ALOHA(A Low-cost Open-source Hardware System for Bimanual Teleoperation)は、低コストかつオープンソースである双腕遠隔操作システムで、スタンフォード大学のTony Zhaoさんらによって提案されました。人間が操作するリーダーロボットと遠隔操作されるフォロワーロボットには、Trossen Roboticsのアームロボットとカスタムされたグリッパを使用しています。ロボット全体は、Dynamixelサーボモータとアルミフレームで構成されており、総額約2万ドル(1ドル150円で300万円)と安価です。ただし、位置決め精度は高価なロボットと比べると劣ります。
著者らは、TransformerアーキテクチャとAction chunkingという手法を用いることで、そのような精度の低いロボットでも物体操作タスクを達成できる精度の高い制御モデルを短い教示時間で学習により獲得することができることを示しました。
さらにGoogleの研究グループがALOHAの改良版であるALOHA2を発表しました。ALOHA2ではグリッパ部分の操作性が向上しています。

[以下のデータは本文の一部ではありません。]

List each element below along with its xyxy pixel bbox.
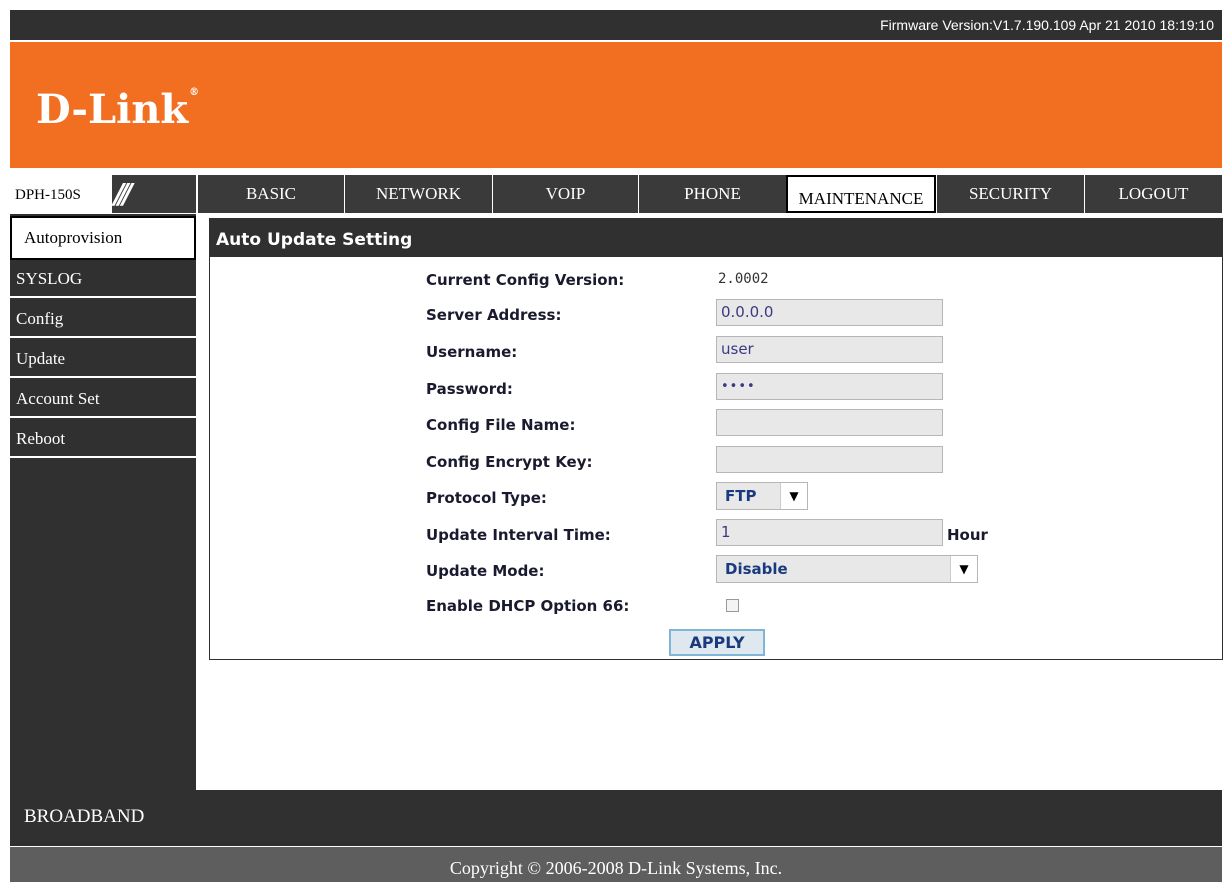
tab-maintenance[interactable]: MAINTENANCE [786,175,936,213]
update-mode-select[interactable]: Disable ▼ [716,555,978,583]
update-mode-value: Disable [725,560,788,578]
logo-text: D-Link [36,86,189,133]
config-encrypt-key-label: Config Encrypt Key: [426,453,593,471]
dhcp-option-66-label: Enable DHCP Option 66: [426,597,630,615]
sidebar-item-syslog[interactable]: SYSLOG [10,260,196,298]
update-interval-input[interactable]: 1 [716,519,943,546]
broadband-label: BROADBAND [24,806,145,827]
auto-update-panel: Auto Update Setting Current Config Versi… [209,218,1223,660]
tab-network[interactable]: NETWORK [344,175,492,213]
config-file-name-label: Config File Name: [426,416,576,434]
sidebar-item-config[interactable]: Config [10,300,196,338]
apply-button[interactable]: APPLY [669,629,765,656]
tab-logout[interactable]: LOGOUT [1084,175,1222,213]
tab-basic[interactable]: BASIC [198,175,344,213]
password-label: Password: [426,380,513,398]
sidebar: Autoprovision SYSLOG Config Update Accou… [10,214,196,790]
dlink-logo: D-Link® [36,86,199,133]
sidebar-item-reboot[interactable]: Reboot [10,420,196,458]
copyright-text: Copyright © 2006-2008 D-Link Systems, In… [449,858,783,878]
current-config-version-label: Current Config Version: [426,271,625,289]
protocol-type-value: FTP [725,487,757,505]
sidebar-item-autoprovision[interactable]: Autoprovision [10,216,196,260]
tab-voip[interactable]: VOIP [492,175,638,213]
broadband-bar: BROADBAND [10,790,1222,846]
current-config-version-value: 2.0002 [718,271,769,287]
slashes-decoration: /// [114,177,133,210]
copyright-bar: Copyright © 2006-2008 D-Link Systems, In… [10,847,1222,882]
server-address-label: Server Address: [426,306,562,324]
brand-header: D-Link® [10,42,1222,168]
config-encrypt-key-input[interactable] [716,446,943,473]
dhcp-option-66-checkbox[interactable] [726,599,739,612]
panel-title: Auto Update Setting [210,219,1222,257]
username-input[interactable]: user [716,336,943,363]
update-interval-label: Update Interval Time: [426,526,611,544]
firmware-bar: Firmware Version:V1.7.190.109 Apr 21 201… [10,10,1222,40]
sidebar-item-account-set[interactable]: Account Set [10,380,196,418]
server-address-input[interactable]: 0.0.0.0 [716,299,943,326]
update-mode-label: Update Mode: [426,562,545,580]
tab-phone[interactable]: PHONE [638,175,786,213]
model-bar: DPH-150S /// [10,175,196,213]
password-input[interactable]: •••• [716,373,943,400]
update-interval-unit: Hour [947,526,988,544]
protocol-type-label: Protocol Type: [426,489,547,507]
chevron-down-icon: ▼ [780,483,807,509]
config-file-name-input[interactable] [716,409,943,436]
firmware-version: Firmware Version:V1.7.190.109 Apr 21 201… [880,17,1214,33]
chevron-down-icon: ▼ [950,556,977,582]
registered-mark: ® [189,86,200,98]
main-nav: BASIC NETWORK VOIP PHONE MAINTENANCE SEC… [198,175,1222,213]
model-label: DPH-150S [10,175,112,213]
tab-security[interactable]: SECURITY [936,175,1084,213]
sidebar-item-update[interactable]: Update [10,340,196,378]
protocol-type-select[interactable]: FTP ▼ [716,482,808,510]
username-label: Username: [426,343,518,361]
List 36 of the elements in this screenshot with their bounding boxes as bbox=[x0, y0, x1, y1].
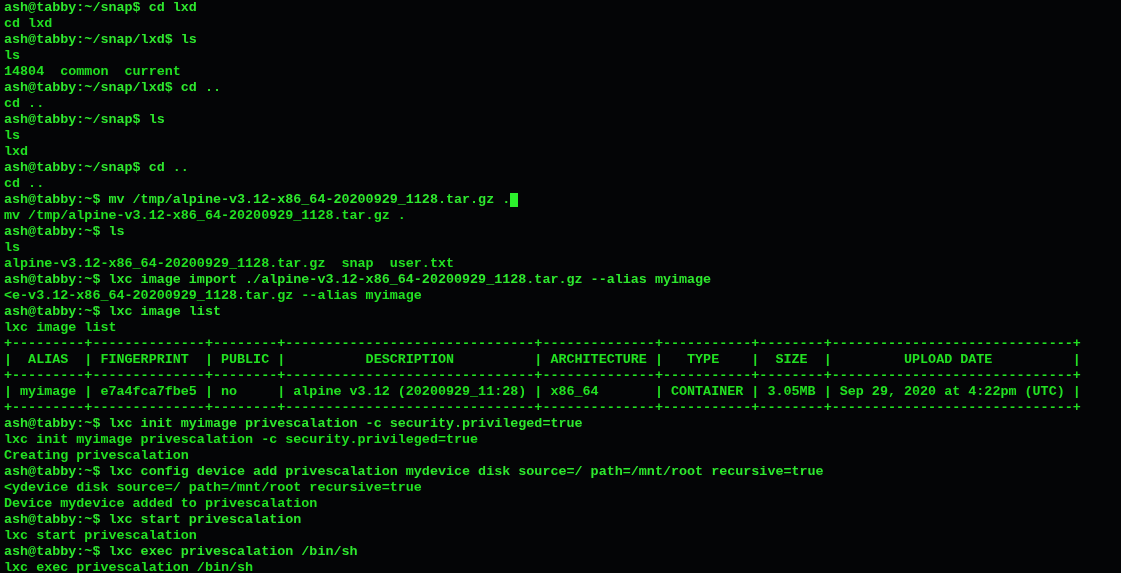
output-line: <e-v3.12-x86_64-20200929_1128.tar.gz --alias myimage bbox=[4, 288, 422, 304]
command-line: ash@tabby:~$ lxc init myimage privescalation -c security.privileged=true bbox=[4, 416, 583, 432]
command-line: ash@tabby:~/snap/lxd$ ls bbox=[4, 32, 197, 48]
output-line: ls bbox=[4, 128, 21, 144]
command-line: ash@tabby:~$ lxc image list bbox=[4, 304, 221, 320]
command-line: ash@tabby:~$ lxc config device add privescalation mydevice disk source=/ path=/mnt/root recursive=true bbox=[4, 464, 824, 480]
command-line: ash@tabby:~/snap$ ls bbox=[4, 112, 165, 128]
command-line: ash@tabby:~$ mv /tmp/alpine-v3.12-x86_64-20200929_1128.tar.gz . bbox=[4, 192, 511, 208]
output-line: ls bbox=[4, 240, 21, 256]
output-line: lxd bbox=[4, 144, 29, 160]
command-line: ash@tabby:~/snap/lxd$ cd .. bbox=[4, 80, 221, 96]
output-line: lxc exec privescalation /bin/sh bbox=[4, 560, 254, 573]
output-line: 14804 common current bbox=[4, 64, 181, 80]
output-line: | myimage | e7a4fca7fbe5 | no | alpine v3.12 (20200929_11:28) | x86_64 | CONTAINER | 3.05MB | Sep 29, 2020 at 4:22pm (UTC) | bbox=[4, 384, 1081, 400]
output-line: Device mydevice added to privescalation bbox=[4, 496, 318, 512]
output-line: cd lxd bbox=[4, 16, 53, 32]
output-line: alpine-v3.12-x86_64-20200929_1128.tar.gz snap user.txt bbox=[4, 256, 454, 272]
command-line: ash@tabby:~/snap$ cd .. bbox=[4, 160, 189, 176]
output-line: Creating privescalation bbox=[4, 448, 189, 464]
output-line: lxc start privescalation bbox=[4, 528, 197, 544]
output-line: lxc image list bbox=[4, 320, 117, 336]
output-line: +---------+--------------+--------+-------------------------------+--------------+-----------+--------+------------------------------+ bbox=[4, 368, 1081, 384]
output-line: mv /tmp/alpine-v3.12-x86_64-20200929_1128.tar.gz . bbox=[4, 208, 406, 224]
output-line: +---------+--------------+--------+-------------------------------+--------------+-----------+--------+------------------------------+ bbox=[4, 400, 1081, 416]
output-line: cd .. bbox=[4, 176, 45, 192]
output-line: lxc init myimage privescalation -c security.privileged=true bbox=[4, 432, 479, 448]
output-line: ls bbox=[4, 48, 21, 64]
command-line: ash@tabby:~/snap$ cd lxd bbox=[4, 0, 197, 16]
command-line: ash@tabby:~$ lxc start privescalation bbox=[4, 512, 302, 528]
command-line: ash@tabby:~$ lxc exec privescalation /bin/sh bbox=[4, 544, 358, 560]
command-line: ash@tabby:~$ lxc image import ./alpine-v3.12-x86_64-20200929_1128.tar.gz --alias myimage bbox=[4, 272, 712, 288]
output-line: cd .. bbox=[4, 96, 45, 112]
output-line: | ALIAS | FINGERPRINT | PUBLIC | DESCRIPTION | ARCHITECTURE | TYPE | SIZE | UPLOAD DATE | bbox=[4, 352, 1081, 368]
output-line: <ydevice disk source=/ path=/mnt/root recursive=true bbox=[4, 480, 422, 496]
command-line: ash@tabby:~$ ls bbox=[4, 224, 125, 240]
output-line: +---------+--------------+--------+-------------------------------+--------------+-----------+--------+------------------------------+ bbox=[4, 336, 1081, 352]
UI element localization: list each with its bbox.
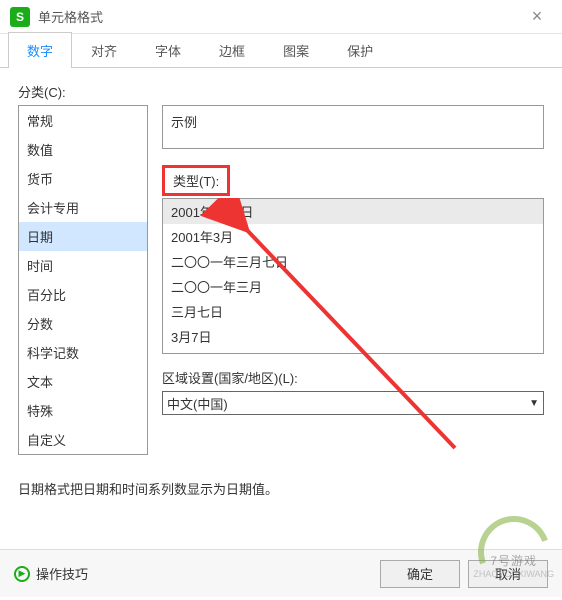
category-item-number[interactable]: 数值 xyxy=(19,135,147,164)
locale-select[interactable]: 中文(中国) ▼ xyxy=(162,391,544,415)
tab-font[interactable]: 字体 xyxy=(136,32,200,68)
play-icon: ▶ xyxy=(14,566,30,582)
tab-align[interactable]: 对齐 xyxy=(72,32,136,68)
category-item-special[interactable]: 特殊 xyxy=(19,396,147,425)
category-item-time[interactable]: 时间 xyxy=(19,251,147,280)
category-item-accounting[interactable]: 会计专用 xyxy=(19,193,147,222)
type-item[interactable]: 三月七日 xyxy=(163,299,543,324)
type-item[interactable]: 二〇〇一年三月七日 xyxy=(163,249,543,274)
type-label: 类型(T): xyxy=(162,165,230,196)
example-label: 示例 xyxy=(171,115,197,130)
tab-border[interactable]: 边框 xyxy=(200,32,264,68)
app-icon: S xyxy=(10,7,30,27)
close-icon[interactable]: × xyxy=(522,2,552,32)
type-item[interactable]: 2001年3月 xyxy=(163,224,543,249)
example-box: 示例 xyxy=(162,105,544,149)
category-label: 分类(C): xyxy=(18,82,544,101)
category-item-text[interactable]: 文本 xyxy=(19,367,147,396)
category-item-general[interactable]: 常规 xyxy=(19,106,147,135)
dialog-footer: ▶ 操作技巧 确定 取消 xyxy=(0,549,562,597)
tab-number[interactable]: 数字 xyxy=(8,32,72,68)
window-title: 单元格格式 xyxy=(38,7,522,26)
category-list[interactable]: 常规 数值 货币 会计专用 日期 时间 百分比 分数 科学记数 文本 特殊 自定… xyxy=(18,105,148,455)
tab-bar: 数字 对齐 字体 边框 图案 保护 xyxy=(0,34,562,68)
content-panel: 分类(C): 常规 数值 货币 会计专用 日期 时间 百分比 分数 科学记数 文… xyxy=(0,68,562,508)
category-item-fraction[interactable]: 分数 xyxy=(19,309,147,338)
description-text: 日期格式把日期和时间系列数显示为日期值。 xyxy=(18,479,544,498)
category-item-percent[interactable]: 百分比 xyxy=(19,280,147,309)
type-item[interactable]: 2001年3月7日 xyxy=(163,199,543,224)
tips-link[interactable]: ▶ 操作技巧 xyxy=(14,564,88,583)
type-item[interactable]: 二〇〇一年三月 xyxy=(163,274,543,299)
locale-value: 中文(中国) xyxy=(167,394,228,413)
category-item-date[interactable]: 日期 xyxy=(19,222,147,251)
type-list[interactable]: 2001年3月7日 2001年3月 二〇〇一年三月七日 二〇〇一年三月 三月七日… xyxy=(162,198,544,354)
tips-label: 操作技巧 xyxy=(36,564,88,583)
category-item-custom[interactable]: 自定义 xyxy=(19,425,147,454)
tab-pattern[interactable]: 图案 xyxy=(264,32,328,68)
category-item-currency[interactable]: 货币 xyxy=(19,164,147,193)
chevron-down-icon: ▼ xyxy=(529,398,539,409)
cancel-button[interactable]: 取消 xyxy=(468,560,548,588)
type-item[interactable]: 3月7日 xyxy=(163,324,543,349)
type-item[interactable]: 星期三 xyxy=(163,349,543,354)
title-bar: S 单元格格式 × xyxy=(0,0,562,34)
category-item-scientific[interactable]: 科学记数 xyxy=(19,338,147,367)
ok-button[interactable]: 确定 xyxy=(380,560,460,588)
tab-protect[interactable]: 保护 xyxy=(328,32,392,68)
locale-label: 区域设置(国家/地区)(L): xyxy=(162,368,544,387)
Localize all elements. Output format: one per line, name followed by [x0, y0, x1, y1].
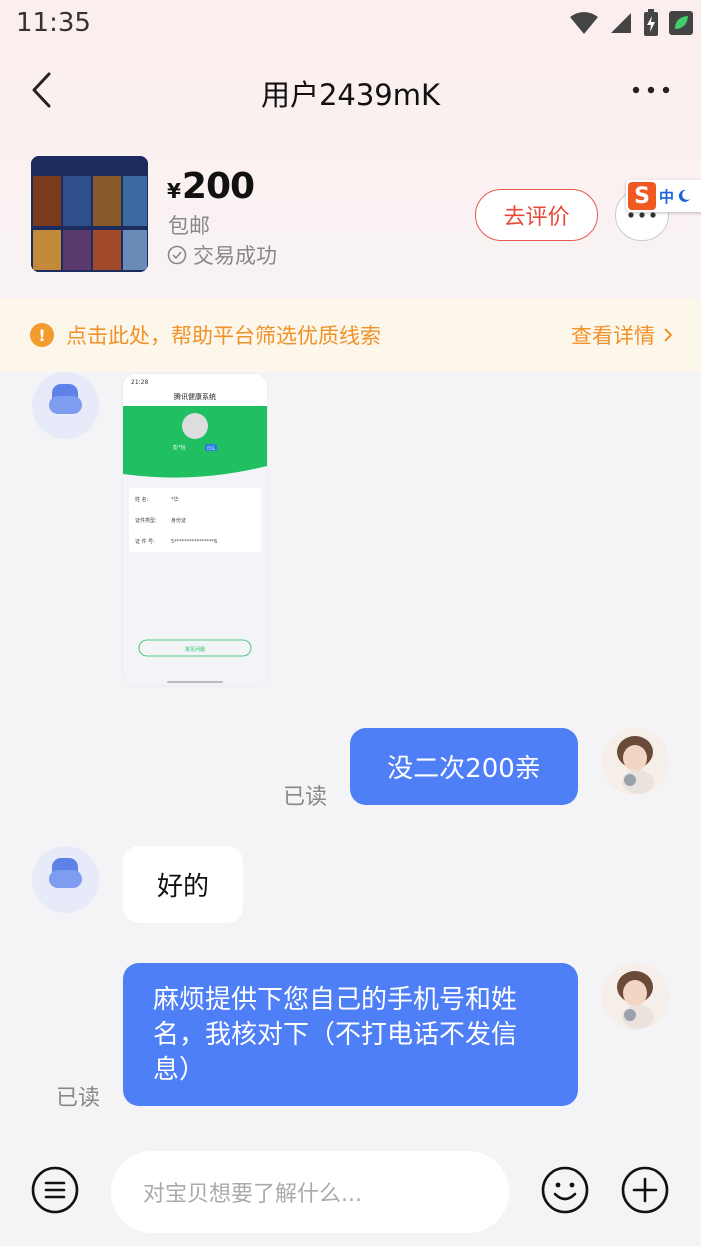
shot-row-value: 5****************6 [171, 539, 217, 545]
battery-icon [644, 9, 658, 36]
trade-status: 交易成功 [167, 240, 277, 270]
read-status: 已读 [283, 785, 328, 810]
image-message[interactable]: 21:28 腾讯健康系统 彭*钰 已认 姓 名: *华 证件类型: 身份证 证 … [123, 374, 267, 686]
sogou-icon: S [628, 182, 656, 210]
message-bubble[interactable]: 没二次200亲 [350, 728, 578, 805]
message-bubble[interactable]: 麻烦提供下您自己的手机号和姓名，我核对下（不打电话不发信息） [123, 963, 578, 1106]
shot-time: 21:28 [131, 379, 148, 386]
avatar[interactable] [32, 372, 99, 439]
shot-faq-button: 常见问题 [185, 646, 205, 653]
moon-icon [678, 189, 691, 202]
more-options-icon[interactable] [631, 78, 671, 102]
status-icons [569, 8, 693, 38]
notice-text: 点击此处，帮助平台筛选优质线索 [66, 324, 381, 348]
user-photo-icon [602, 963, 669, 1030]
wifi-icon [570, 12, 598, 34]
emoji-icon[interactable] [541, 1166, 589, 1214]
page-title: 用户2439mK [260, 78, 441, 112]
shot-row-value: 身份证 [171, 517, 186, 524]
ime-mode: 中 [659, 187, 675, 206]
screenshot-image: 21:28 腾讯健康系统 彭*钰 已认 姓 名: *华 证件类型: 身份证 证 … [123, 374, 267, 686]
default-avatar-icon [49, 858, 82, 888]
self-avatar[interactable] [602, 728, 669, 795]
menu-icon[interactable] [31, 1166, 79, 1214]
read-status: 已读 [56, 1086, 101, 1111]
warning-icon: ! [30, 323, 54, 347]
review-button[interactable]: 去评价 [475, 189, 598, 241]
default-avatar-icon [49, 384, 82, 414]
avatar[interactable] [32, 846, 99, 913]
message-bubble[interactable]: 好的 [123, 846, 243, 923]
game-cards-image [31, 156, 148, 272]
notice-bar[interactable]: ! 点击此处，帮助平台筛选优质线索 查看详情 [0, 298, 701, 372]
more-dots-icon [628, 212, 656, 218]
status-time: 11:35 [16, 8, 91, 38]
ime-indicator[interactable]: S 中 [626, 180, 701, 212]
notice-link[interactable]: 查看详情 [571, 320, 673, 350]
shot-title: 腾讯健康系统 [174, 392, 216, 401]
message-input[interactable]: 对宝贝想要了解什么... [111, 1151, 509, 1233]
shot-row-value: *华 [171, 496, 179, 503]
shot-row-label: 证 件 号: [135, 538, 155, 545]
product-thumbnail[interactable] [31, 156, 148, 272]
shot-row-label: 姓 名: [135, 496, 149, 503]
user-photo-icon [602, 728, 669, 795]
shot-name: 彭*钰 [173, 444, 186, 451]
check-circle-icon [167, 245, 187, 265]
notification-leaf-icon [669, 11, 693, 35]
chevron-right-icon [664, 328, 673, 342]
shot-row-label: 证件类型: [135, 517, 157, 524]
shipping-label: 包邮 [168, 214, 210, 238]
signal-icon [611, 13, 631, 33]
product-price: ¥200 [167, 166, 255, 207]
shot-badge: 已认 [207, 445, 215, 451]
add-icon[interactable] [621, 1166, 669, 1214]
self-avatar[interactable] [602, 963, 669, 1030]
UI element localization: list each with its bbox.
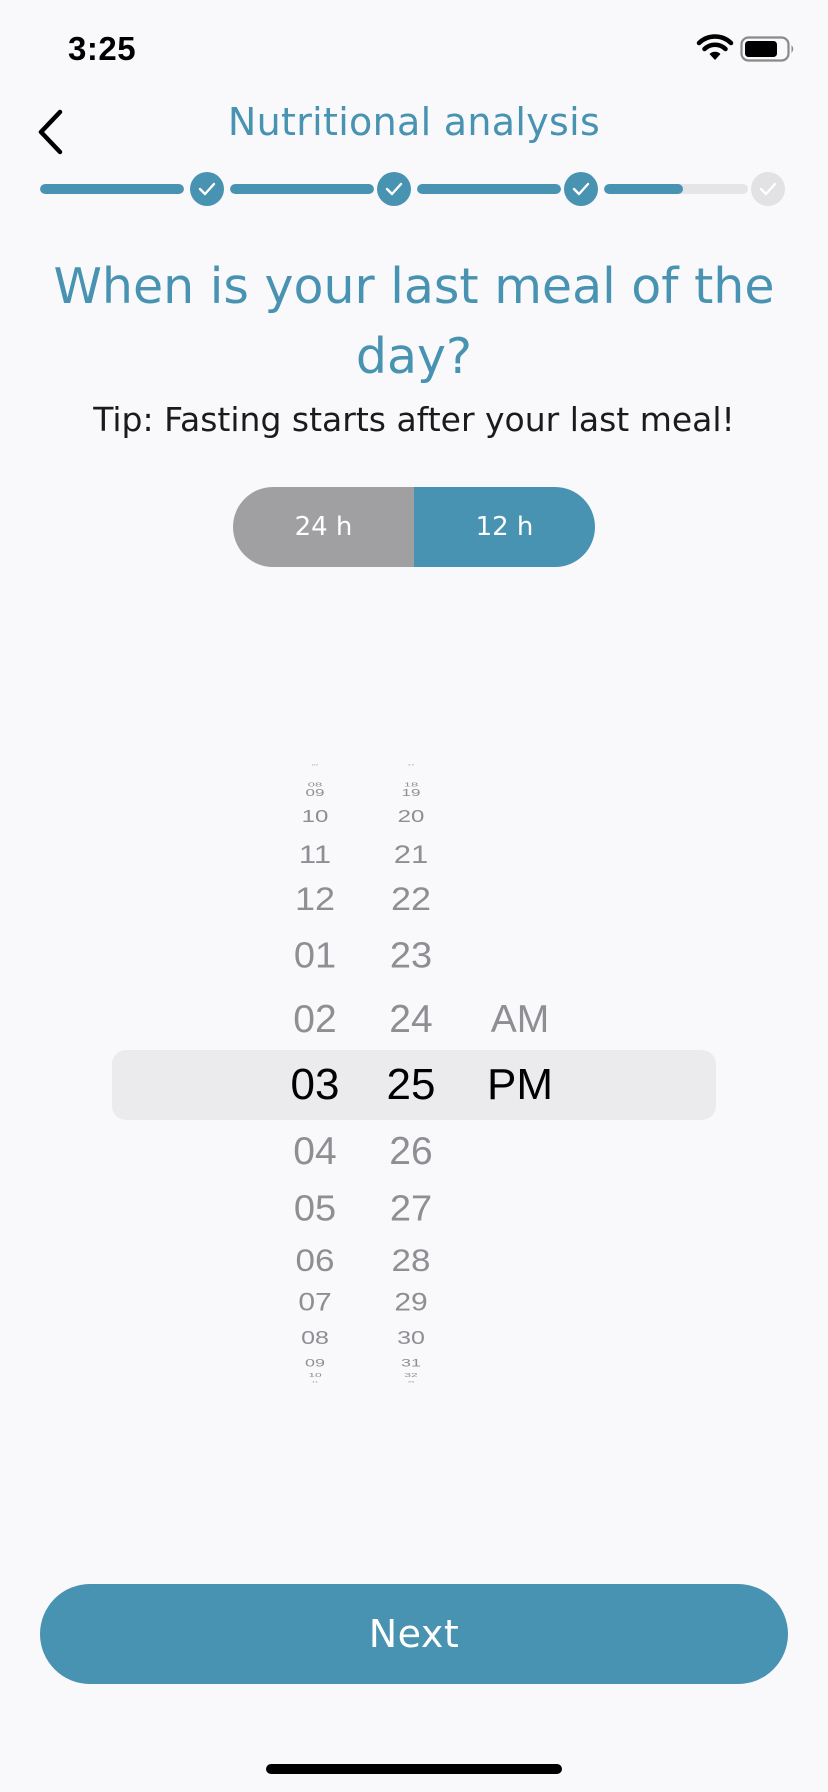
- hour-option[interactable]: 04: [270, 1132, 360, 1171]
- check-icon: [198, 182, 216, 196]
- check-icon: [759, 182, 777, 196]
- progress-step-1: [190, 172, 224, 206]
- hour-option[interactable]: 11: [270, 1381, 360, 1383]
- minute-option[interactable]: 24: [366, 1000, 456, 1039]
- minute-option[interactable]: 27: [366, 1191, 456, 1227]
- minute-option[interactable]: 23: [366, 938, 456, 974]
- hour-option[interactable]: 07: [270, 1290, 360, 1316]
- progress-step-4: [751, 172, 785, 206]
- check-icon: [385, 182, 403, 196]
- period-wheel[interactable]: AM PM: [470, 750, 570, 1410]
- minute-option[interactable]: 22: [366, 882, 456, 915]
- status-time: 3:25: [68, 30, 137, 67]
- hour-option[interactable]: 08: [270, 1329, 360, 1347]
- hour-option[interactable]: 11: [270, 841, 360, 866]
- hour-option[interactable]: 10: [270, 1372, 360, 1377]
- minute-wheel[interactable]: 17 18 19 20 21 22 23 24 25 26 27 28 29 30 31 32 33: [366, 750, 456, 1410]
- minute-option[interactable]: 33: [366, 1381, 456, 1383]
- progress-indicator: [40, 172, 785, 206]
- screen: 3:25 Nutritional analysis When is your l…: [0, 0, 828, 1792]
- minute-option[interactable]: 17: [366, 764, 456, 766]
- minute-option[interactable]: 32: [366, 1372, 456, 1377]
- period-option[interactable]: PM: [470, 1063, 570, 1107]
- hour-option[interactable]: 09: [270, 787, 360, 797]
- hour-option[interactable]: 12: [270, 882, 360, 915]
- progress-segment-4: [604, 184, 748, 194]
- toggle-24h[interactable]: 24 h: [233, 487, 414, 567]
- time-format-toggle: 24 h 12 h: [233, 487, 595, 567]
- period-option[interactable]: AM: [470, 1000, 570, 1039]
- hour-option[interactable]: 10: [270, 808, 360, 825]
- toggle-12h[interactable]: 12 h: [414, 487, 595, 567]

弊社はFoodlyやSciurus17などDynamixelサーボモータを使用したロボットの製作経験があるため、ALOHAを作るのは簡単です。試験的にALOHA2の右腕用のリーダーとフォロワーロボットを作成して、遠隔操作でからあげをピッキングしてみました。
試作品のためパーツの色に統一感がないですが、論文で使用されたロボットと構成を同じにしたため、GitHubで公開されているALOHAのプログラムが変更なしで動きました。動画ではリーダーとフォロワーは20センチほどしか離れていないにも関わらず、操作が難しく感じました。リーダーロボットを操作する教示者は、ある程度フォロワーロボットの遠隔操縦に慣れる必要があると感じました。
ヘッドマウントディスプレイなどを使用して、リーダーとフォロワーの視覚的な位置を一致させることで操作しやすくなると考えられます。また、定荷重バネまたは重力補償トルクを使用してロボットの自重を打ち消すことで、さらに操作性が向上すると考えられます。
次回は、左右の腕とカメラを含めた完全なALOHAを構築し、Transformerアーキテクチャを用いたモデルの学習を行います。
参考文献
- Tony Z. Zhao, Vikash Kumar, Sergey Levine, Chelsea Finn. Learning Fine-Grained Bimanual Manipulation with Low-Cost Hardware. ArXiv, abs/2304.13705, 2023.
- ALOHA2 Team et al. ALOHA 2: An Enhanced Low-Cost Hardware for Bimanual Teleoperation. ArXiv, 2405.02292, 2024.